Signs of hope were found in many places, the pilgrims said, and many people were a "quiet witness" to them. They were welcomed by believers of all denominations, but were particularly amazed at the warm welcome they received even from people who disagreed with them.
For Laurie Hasbrook of Wisconsin, the saddest experience occurred after arriving in the nation's capital. The pilgrims stayed at Luther Place Memorial Church, which provides shelter for homeless women. "That night, after being so warmly welcomed into Washington, I looked into the room where the women were staying. The women were shivering and quaking, even in the warm room. Outside there were women my own age who were prostitutes, people drinking on the street, and others selling drugs. So often we had talked about how military spending is robbing the poor, and there it was: the wealth and power, the beauty of the city, yet so many people with no security. It's getting worse, and people just aren't seeing it."

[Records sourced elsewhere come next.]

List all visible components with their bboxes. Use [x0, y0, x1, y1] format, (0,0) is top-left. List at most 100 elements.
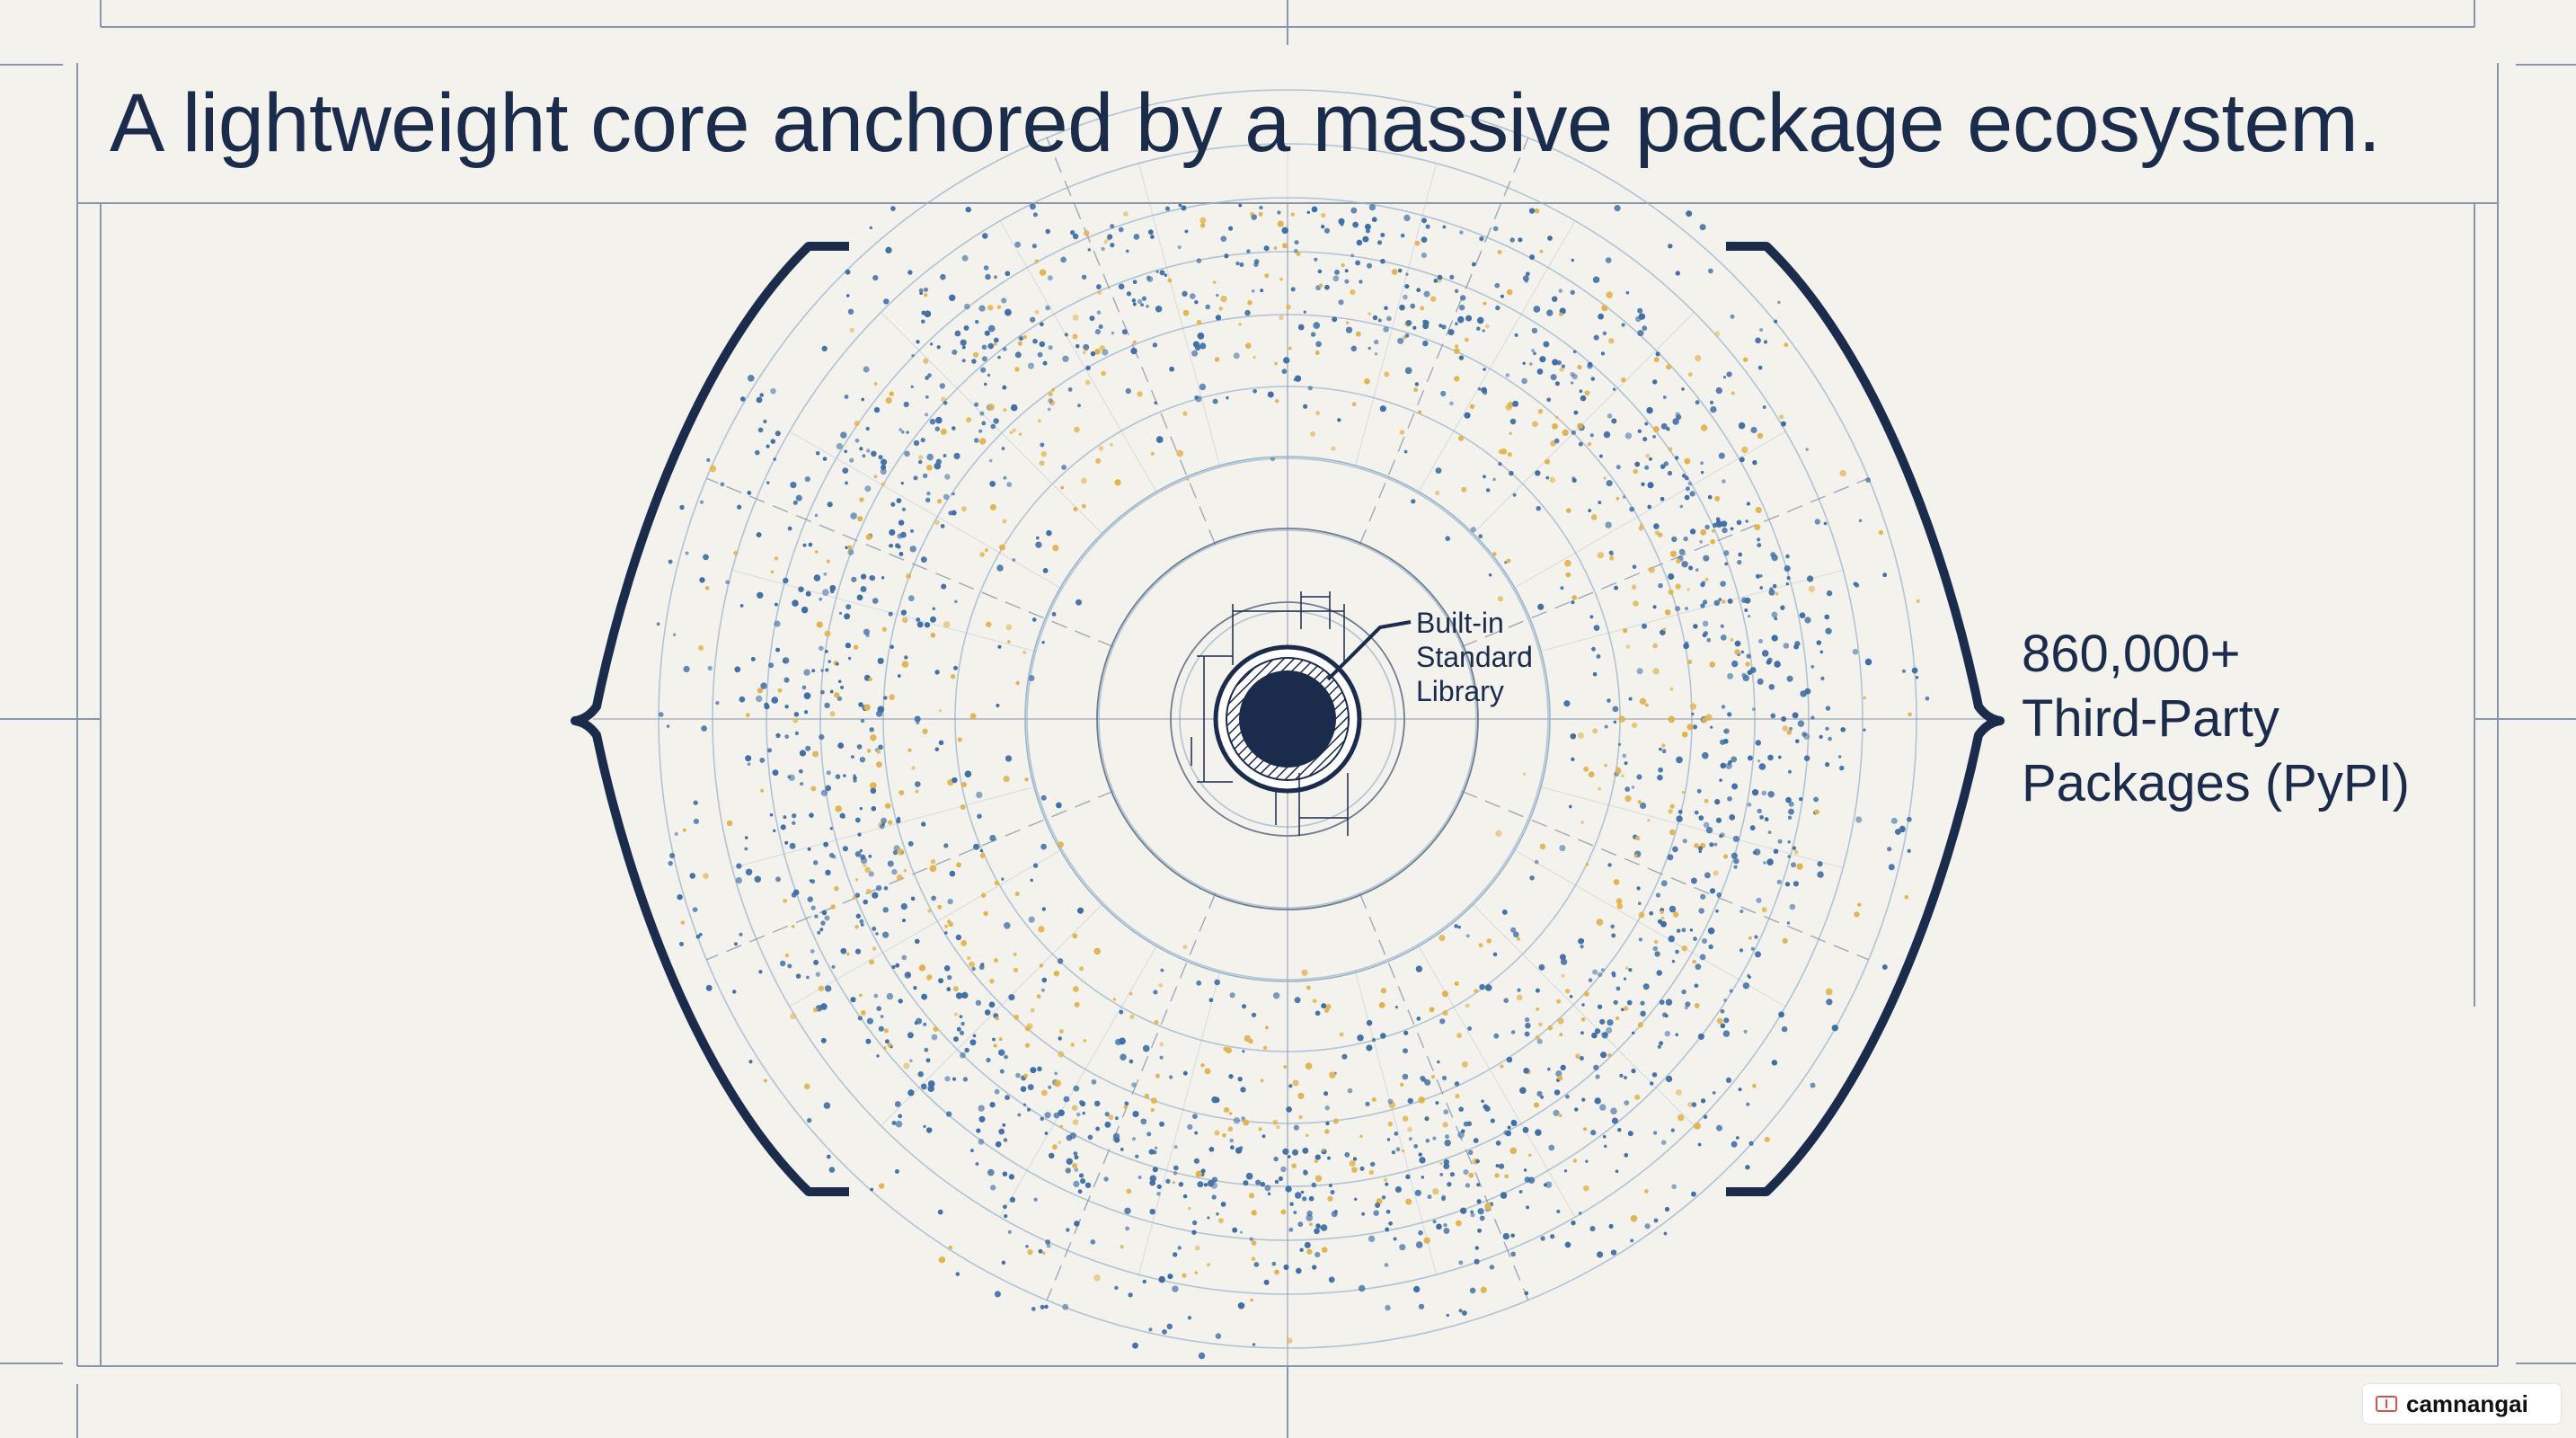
package-dot: [740, 396, 746, 402]
package-dot: [872, 275, 879, 281]
package-dot: [1131, 1137, 1137, 1141]
package-dot: [897, 816, 900, 821]
package-dot: [1443, 1109, 1449, 1115]
package-dot: [1677, 1114, 1685, 1122]
package-dot: [1328, 1276, 1335, 1283]
package-dot: [901, 430, 905, 434]
package-dot: [849, 327, 855, 333]
package-dot: [819, 645, 824, 652]
package-dot: [1081, 503, 1086, 509]
package-dot: [995, 1016, 1000, 1021]
package-dot: [1067, 387, 1073, 392]
package-dot: [1614, 205, 1621, 212]
package-dot: [689, 873, 695, 879]
package-dot: [1663, 461, 1669, 466]
package-dot: [1743, 357, 1748, 362]
package-dot: [1226, 1047, 1232, 1053]
package-dot: [1473, 1138, 1479, 1143]
package-dot: [1915, 676, 1919, 679]
package-dot: [1478, 534, 1483, 538]
package-dot: [1216, 294, 1219, 297]
package-dot: [824, 630, 831, 637]
package-dot: [1194, 300, 1199, 305]
package-dot: [949, 870, 956, 877]
package-dot: [949, 294, 956, 301]
package-dot: [944, 474, 951, 480]
package-dot: [1460, 1207, 1467, 1214]
package-dot: [894, 1101, 901, 1107]
package-dot: [810, 949, 815, 954]
package-dot: [1439, 1018, 1446, 1025]
package-dot: [1593, 334, 1599, 341]
package-dot: [1624, 432, 1633, 439]
package-dot: [1017, 1113, 1022, 1117]
package-dot: [1591, 646, 1596, 652]
package-dot: [1237, 1302, 1245, 1309]
package-dot: [1526, 271, 1530, 277]
package-dot: [792, 500, 798, 505]
package-dot: [1784, 342, 1789, 348]
package-dot: [930, 342, 934, 346]
package-dot: [1350, 207, 1358, 214]
package-dot: [943, 621, 951, 628]
package-dot: [1817, 871, 1824, 878]
package-dot: [873, 993, 879, 999]
package-dot: [1634, 1094, 1641, 1100]
package-dot: [885, 246, 892, 253]
package-dot: [875, 884, 882, 892]
package-dot: [982, 233, 988, 239]
package-dot: [1014, 241, 1021, 248]
package-dot: [989, 481, 996, 487]
package-dot: [1602, 331, 1607, 336]
package-dot: [1786, 675, 1793, 682]
package-dot: [1030, 1007, 1035, 1013]
package-dot: [1559, 1114, 1562, 1117]
package-dot: [734, 666, 741, 673]
package-dot: [1324, 1007, 1329, 1013]
package-dot: [1386, 1138, 1391, 1141]
package-dot: [1887, 847, 1892, 852]
package-dot: [837, 742, 844, 749]
package-dot: [865, 888, 872, 895]
package-dot: [1858, 519, 1863, 522]
package-dot: [1668, 447, 1673, 452]
package-dot: [1383, 326, 1389, 333]
package-dot: [1571, 1221, 1576, 1226]
package-dot: [953, 1012, 958, 1016]
package-dot: [923, 358, 929, 364]
package-dot: [1443, 1222, 1447, 1228]
package-dot: [1044, 1132, 1049, 1135]
package-dot: [845, 604, 852, 610]
package-dot: [1074, 1167, 1079, 1172]
package-dot: [984, 382, 987, 386]
package-dot: [1498, 1163, 1505, 1169]
package-dot: [808, 542, 813, 547]
package-dot: [1248, 1038, 1253, 1044]
package-dot: [1222, 1133, 1226, 1138]
package-dot: [1422, 340, 1429, 347]
package-dot: [1315, 1251, 1321, 1258]
package-dot: [1072, 933, 1078, 939]
package-dot: [1321, 1003, 1327, 1009]
package-dot: [770, 439, 775, 444]
package-dot: [1534, 1102, 1539, 1108]
package-dot: [1552, 359, 1559, 366]
package-dot: [1604, 1144, 1607, 1149]
package-dot: [1668, 809, 1673, 814]
package-dot: [1592, 276, 1600, 283]
package-dot: [767, 748, 772, 753]
package-dot: [1638, 526, 1643, 531]
package-dot: [1720, 1009, 1725, 1014]
package-dot: [1398, 268, 1403, 273]
package-dot: [1778, 755, 1782, 759]
package-dot: [869, 226, 872, 230]
package-dot: [1761, 650, 1769, 657]
package-dot: [1182, 1194, 1188, 1199]
package-dot: [1808, 585, 1816, 592]
package-dot: [1692, 959, 1696, 964]
package-dot: [1687, 1101, 1694, 1108]
package-dot: [1082, 351, 1086, 354]
package-dot: [869, 959, 874, 965]
package-dot: [1642, 983, 1650, 990]
package-dot: [734, 942, 738, 946]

After crossing the Atlantic, the Bethlehem Peace Pilgrimage will regroup in Cork, Ireland, on March 17, 1983. On their way to Bethlehem, they will pass through Dublin, Belfast, London, Paris, Geneva, and Rome. Morris said that while in Europe, he wants to tell people that "we in the United States need them and that we believe in what they [in the European Peace Movement] are doing. The position of the Reagan administration is not at one with the sentiments of the American people."
As the pilgrims recall, years ago, some ordinary shepherds said, "Let us go to Bethlehem and see this thing that has happened, which the Lord has made known to us."
Joe Lynch was a member of Sojourners Community and worked with the peace ministry when this article appeared.